ERIC: Great, let’s do it!

BRIAN: And he also comes from not just a dancer background He went to CCM, which is a huge MT school where they teach you intent; what’s your purpose? Everything is told through a story, everything is done with purpose. It not just they’re dancing just to dance.

PAULA: Brian, is there anything else you would like patrons to know?

The house is open two hours before the show. There will be food trucks, and there will be pre-show music from the Rising Stars Youth ensemble, formerly known as the Teen Choir. There will be a costume contest on opening night. There will be the VIP Experience; you can have dinner and then be taken from the dinner spot to venue, but for the VIP Experience, chairs will be set for them wherever they choose to buy their tickets.

The venue is really fun. This will probably be the last time we appear at the venue because we are hoping next year we will be inside. I really do love this venue, it is so much fun, so it won’t be the last time we will be there, we will hold some special events there in the future.

ERIC: Show up with an open mind and be ready to have a really great time. I think there’s some preconceived notions about what this show is. To be really honest, I didn’t see the movie version, but it’s my understanding they wrote it completely different from the musical, so if the audiences think that’s what they’re seeing, it is NOT the movie version, and should just be ready to have a great time. It’s a little PG-13, if you will, but there are no F bombs, it’s just gonna be a blast, and song after song they’re gonna be like “NO WAY”!!!

One of the things I love is that these songs are not really rearranged or repurposed. They sound like they are meant to sound and they’re gonna laugh because they don’t know how hilarious this show is, while grabbing your heart at the same time. AND it’s not Oklahoma! We love that too, for different reasons, It’s gonna be a blast!

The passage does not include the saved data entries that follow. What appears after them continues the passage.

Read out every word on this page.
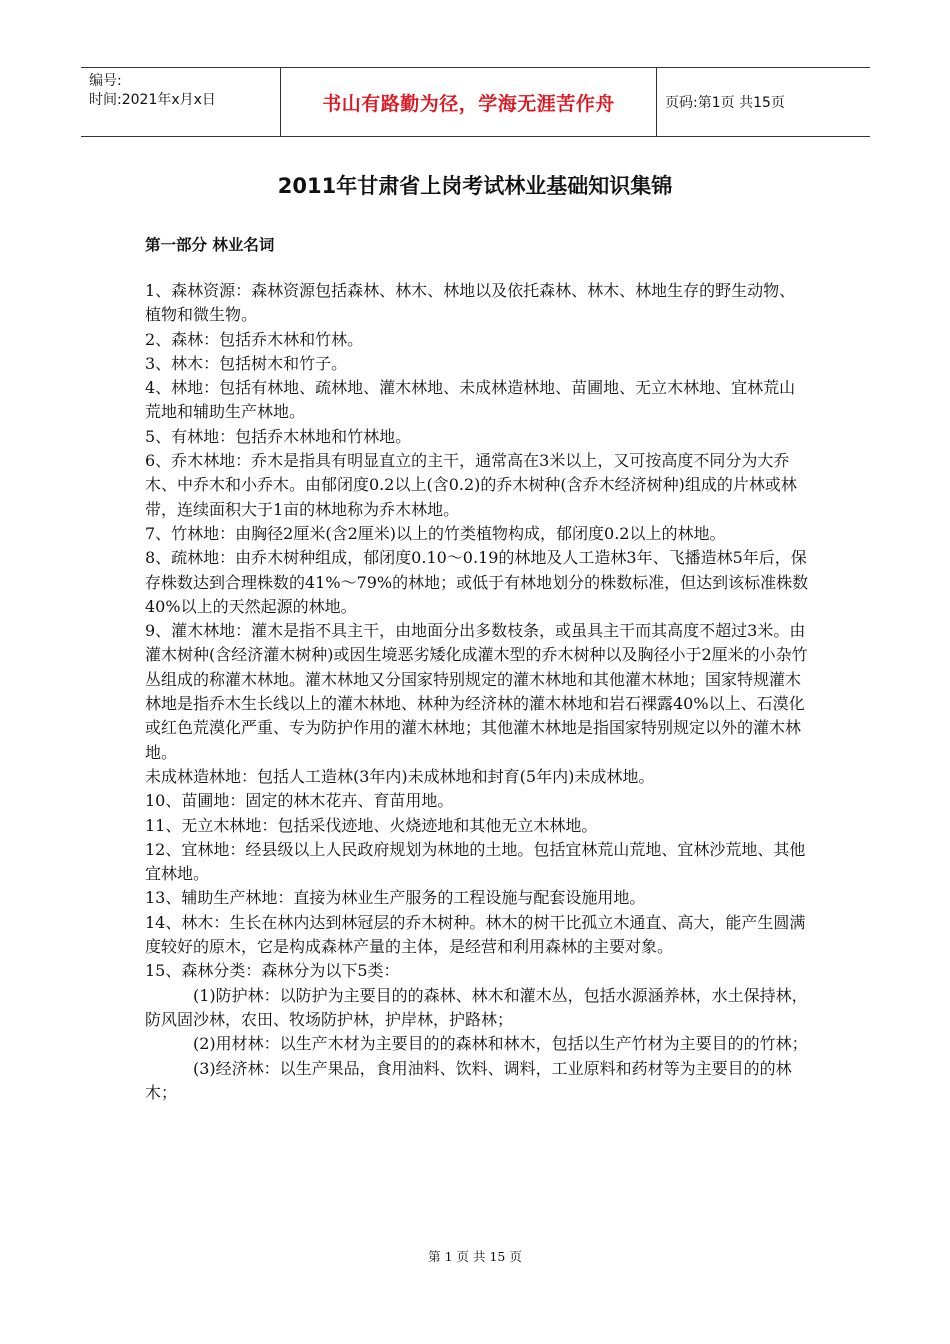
编号:
时间:2021年x月x日	书山有路勤为径，学海无涯苦作舟	页码:第1页 共15页
2011年甘肃省上岗考试林业基础知识集锦
第一部分 林业名词

1、森林资源：森林资源包括森林、林木、林地以及依托森林、林木、林地生存的野生动物、植物和微生物。

2、森林：包括乔木林和竹林。

3、林木：包括树木和竹子。

4、林地：包括有林地、疏林地、灌木林地、未成林造林地、苗圃地、无立木林地、宜林荒山荒地和辅助生产林地。

5、有林地：包括乔木林地和竹林地。

6、乔木林地：乔木是指具有明显直立的主干，通常高在3米以上，又可按高度不同分为大乔木、中乔木和小乔木。由郁闭度0.2以上(含0.2)的乔木树种(含乔木经济树种)组成的片林或林带，连续面积大于1亩的林地称为乔木林地。

7、竹林地：由胸径2厘米(含2厘米)以上的竹类植物构成，郁闭度0.2以上的林地。

8、疏林地：由乔木树种组成，郁闭度0.10～0.19的林地及人工造林3年、飞播造林5年后，保存株数达到合理株数的41%～79%的林地；或低于有林地划分的株数标准，但达到该标准株数40%以上的天然起源的林地。

9、灌木林地：灌木是指不具主干，由地面分出多数枝条，或虽具主干而其高度不超过3米。由灌木树种(含经济灌木树种)或因生境恶劣矮化成灌木型的乔木树种以及胸径小于2厘米的小杂竹丛组成的称灌木林地。灌木林地又分国家特别规定的灌木林地和其他灌木林地；国家特规灌木林地是指乔木生长线以上的灌木林地、林种为经济林的灌木林地和岩石裸露40%以上、石漠化或红色荒漠化严重、专为防护作用的灌木林地；其他灌木林地是指国家特别规定以外的灌木林地。

未成林造林地：包括人工造林(3年内)未成林地和封育(5年内)未成林地。

10、苗圃地：固定的林木花卉、育苗用地。

11、无立木林地：包括采伐迹地、火烧迹地和其他无立木林地。

12、宜林地：经县级以上人民政府规划为林地的土地。包括宜林荒山荒地、宜林沙荒地、其他宜林地。

13、辅助生产林地：直接为林业生产服务的工程设施与配套设施用地。

14、林木：生长在林内达到林冠层的乔木树种。林木的树干比孤立木通直、高大，能产生圆满度较好的原木，它是构成森林产量的主体，是经营和利用森林的主要对象。

15、森林分类：森林分为以下5类：

(1)防护林：以防护为主要目的的森林、林木和灌木丛，包括水源涵养林，水土保持林，防风固沙林，农田、牧场防护林，护岸林，护路林；

(2)用材林：以生产木材为主要目的的森林和林木，包括以生产竹材为主要目的的竹林；

(3)经济林：以生产果品，食用油料、饮料、调料，工业原料和药材等为主要目的的林木；

第 1 页 共 15 页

BRIAN: We also have five amazing local musicians in the band and they’ll all be costumed like an 80s Hair Band!

PAULA: Who’s in the Band?

We’ve got Thomas W. Douglas on Keyboards, Steve Hatfield on Drums, Randy Zellers on Guitar 1, Rod Martins on Guitar 2, and Eric Crawford on Bass. They’re so excited to play this music because it’s their music. Some of them have full sleeves of tattoos, and some of them are shirtless! It’s so much fun!

BRIAN: This guy’s gotta get back to rehearsal.

PAULA: Thanks for letting me eat up your time today! I really appreciate it!

ERIC: Yeah, we’re gonna get this thing done!